Carter’s lawyer, Joseph Cataldo, asked the judge to spare his client any jail time and instead give her five years of probation and require her to receive mental health counseling. He said Carter was struggling with mental health issues of her own — bulimia, anorexia and depression — during the time she urged Roy to kill himself.
“Miss Carter will have to live with the consequences of this for the rest of her life,” Cataldo said. “This was a horrible circumstance that she completely regrets.”
Prosecutor Maryclare Flynn called probation “just not reasonable punishment” for her role in Roy’s death. The prosecution sought the maximum sentence of 20 years behind bars.
In dozens of text messages, Carter had urged Roy to follow through on his talk of taking his own life. “The time is right and you are ready … just do it babe,” Carter wrote in a text the day he killed himself.
The sensational trial was closely watched on social media, in part because of the insistent tone of Carter’s text messages.
“You can’t think about it. You just have to do it.
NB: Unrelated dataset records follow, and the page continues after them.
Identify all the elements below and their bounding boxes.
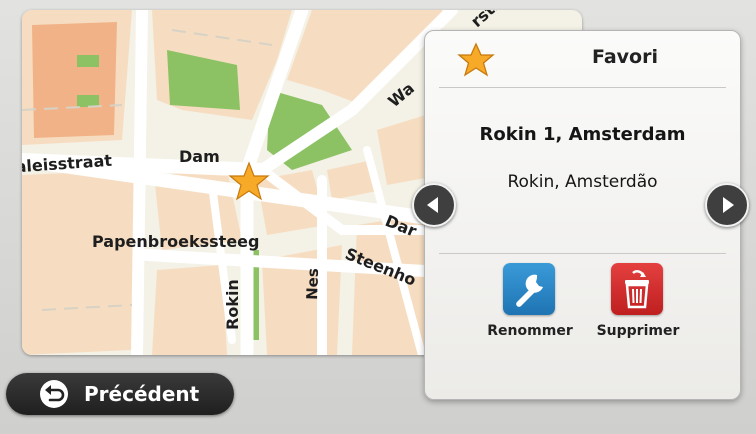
map-label-nes: Nes	[303, 268, 322, 300]
back-button[interactable]: Précédent	[6, 373, 234, 415]
back-arrow-icon	[40, 380, 68, 408]
trash-icon	[611, 263, 663, 315]
map-label-dam: Dam	[179, 147, 220, 166]
wrench-icon	[503, 263, 555, 315]
address-primary: Rokin 1, Amsterdam	[479, 124, 686, 145]
chevron-left-icon	[427, 197, 438, 213]
favorite-star-icon	[457, 42, 495, 77]
header-divider	[439, 87, 726, 88]
address-secondary: Rokin, Amsterdão	[507, 172, 658, 192]
map-label-rokin: Rokin	[223, 279, 242, 330]
rename-label: Renommer	[487, 323, 573, 339]
previous-item-button[interactable]	[412, 183, 456, 227]
panel-header: Favori	[425, 31, 740, 87]
chevron-right-icon	[723, 197, 734, 213]
rename-button[interactable]: Renommer	[475, 263, 585, 353]
map-label-papenbroekssteeg: Papenbroekssteeg	[92, 232, 259, 251]
back-label: Précédent	[84, 382, 200, 406]
delete-button[interactable]: Supprimer	[583, 263, 693, 353]
delete-label: Supprimer	[596, 323, 680, 339]
favorite-detail-panel: Favori Rokin 1, Amsterdam Rokin, Amsterd…	[424, 30, 741, 400]
next-item-button[interactable]	[705, 183, 749, 227]
actions-divider	[439, 253, 726, 254]
panel-title: Favori	[591, 46, 658, 68]
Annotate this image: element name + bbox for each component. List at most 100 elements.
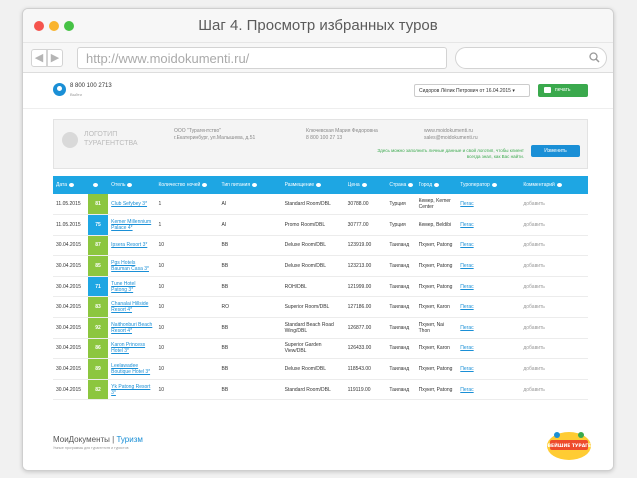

You said you were gonna do it. Like I don’t get why you aren’t,” Carter wrote in one text.
Cataldo argued that Roy was determined to kill himself and nothing Carter did could change that. He said Carter initially tried to talk Roy out of it and urged him to get professional help, but eventually went along with his plan. Cataldo also argued that Carter’s words amounted to free speech protected by the First Amendment.
In convicting Carter, the judge focused his ruling on Carter telling Roy to “get back in” after he climbed out of his truck as it was filling with carbon monoxide and told her he was afraid.
The judge said those words constituted “wanton and reckless conduct” under the manslaughter statute.
Carter and Roy met in Florida in 2012 while both were on vacation with their families. After that, they only met in person a handful of times. Their relationship consisted mainly of texting.
Carter was tried as a youthful offender, so the judge had several options for sentencing. He could have committed her to a Department of Youth Services facility until she turns 21 on Aug. 11. He could also have combined a DYS commitment with an adult sentence, or could have given her an adult sentence of anything from probation to the maximum 20-year term.